Stimulus Sunday swells attendance at Carolina Churchcomment (0)
June 4, 2009
Carolina Baptist Church, Andalusia, always gets a little creative when it comes time for its Sunday School attendance campaigns.
“We usually try to have at least one big push a year,” said Matt Brady, pastor of the Covington Baptist Association church since 2005. “We usually have one in the spring and one in the fall. We try to play off things in the media that are popular at the time.”
One time, it was a fishing tournament theme, complete with bass boat parked in front of the church. It was kind of a cast-your-net type deal. And then there was Homerun Sunday, when everyone could wear jerseys.
“That worked real well,” Brady said before remembering another campaign with a sports theme.
This one centered on March Madness.
Sunday School classes earned points for visitors and other such things, and the class that scored the most points got to cut down a basketball net.
This year, the theme was political and the choice was obvious, Brady said.
“The thing that’s on everybody’s mind right now is the stimulus package,” he said.
So April 26, at least at Carolina Baptist, was Stimulus Sunday, with the slogan of “Stimulate your mind and study the Word. Stimulate your spirit and worship the Savior.”
The church enlisted the Sunday School classes to make its three-pronged approach work.
1. Employ the Unemployed: Contact the people on the Sunday School rolls who aren’t coming. Get them to come.
2. The Bailout: Reach the spiritually bankrupt. Get at least one lost person to come.
3. The Housing Recovery Plan: Find people who aren’t currently attending a church but are saved and have been to church before. Get them to come.

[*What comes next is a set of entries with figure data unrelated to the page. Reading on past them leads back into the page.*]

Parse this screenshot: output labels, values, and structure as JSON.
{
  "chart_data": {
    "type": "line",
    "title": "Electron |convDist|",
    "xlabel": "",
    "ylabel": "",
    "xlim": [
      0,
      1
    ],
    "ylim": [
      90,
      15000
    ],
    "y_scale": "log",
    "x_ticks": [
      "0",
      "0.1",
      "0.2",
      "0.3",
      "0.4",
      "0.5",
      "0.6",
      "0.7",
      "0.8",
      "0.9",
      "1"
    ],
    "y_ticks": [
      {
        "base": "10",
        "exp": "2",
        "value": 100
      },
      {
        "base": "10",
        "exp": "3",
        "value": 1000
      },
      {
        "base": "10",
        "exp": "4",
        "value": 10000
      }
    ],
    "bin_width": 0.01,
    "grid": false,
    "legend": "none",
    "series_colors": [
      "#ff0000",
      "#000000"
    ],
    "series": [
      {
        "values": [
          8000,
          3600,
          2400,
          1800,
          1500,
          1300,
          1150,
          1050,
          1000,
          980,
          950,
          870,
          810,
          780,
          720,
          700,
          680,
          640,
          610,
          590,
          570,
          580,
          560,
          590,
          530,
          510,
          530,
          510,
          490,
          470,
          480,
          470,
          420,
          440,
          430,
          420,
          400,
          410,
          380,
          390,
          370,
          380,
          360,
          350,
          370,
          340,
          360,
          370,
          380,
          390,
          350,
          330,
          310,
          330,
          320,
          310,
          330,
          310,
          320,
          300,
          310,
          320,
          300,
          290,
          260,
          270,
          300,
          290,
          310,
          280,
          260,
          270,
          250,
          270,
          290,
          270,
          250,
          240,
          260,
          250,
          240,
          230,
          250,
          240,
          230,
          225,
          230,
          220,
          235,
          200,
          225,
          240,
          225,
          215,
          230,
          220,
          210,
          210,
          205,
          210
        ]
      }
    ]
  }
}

Carolina Baptist averages 160 in Sunday School and its goal was 210.
“We had 209,” Brady said. “But being honest to our pro-life view, we had two expecting mothers so we had 211. If God can count them, we can, too.”
One class, the members of which had been praying and fasting since late March in preparation for the event, doubled its usual attendance.
“We usually have about 16, and we ended up with 33,” said Jimmy Cox, a nearly lifelong member of Carolina Baptist who teaches the adult couples class. “Four people had to go to another class, and one had to stand up. But we were able to share the gospel that day.”
The church was able to do a lot that day, Brady said.
And he’s looking forward to doing it again.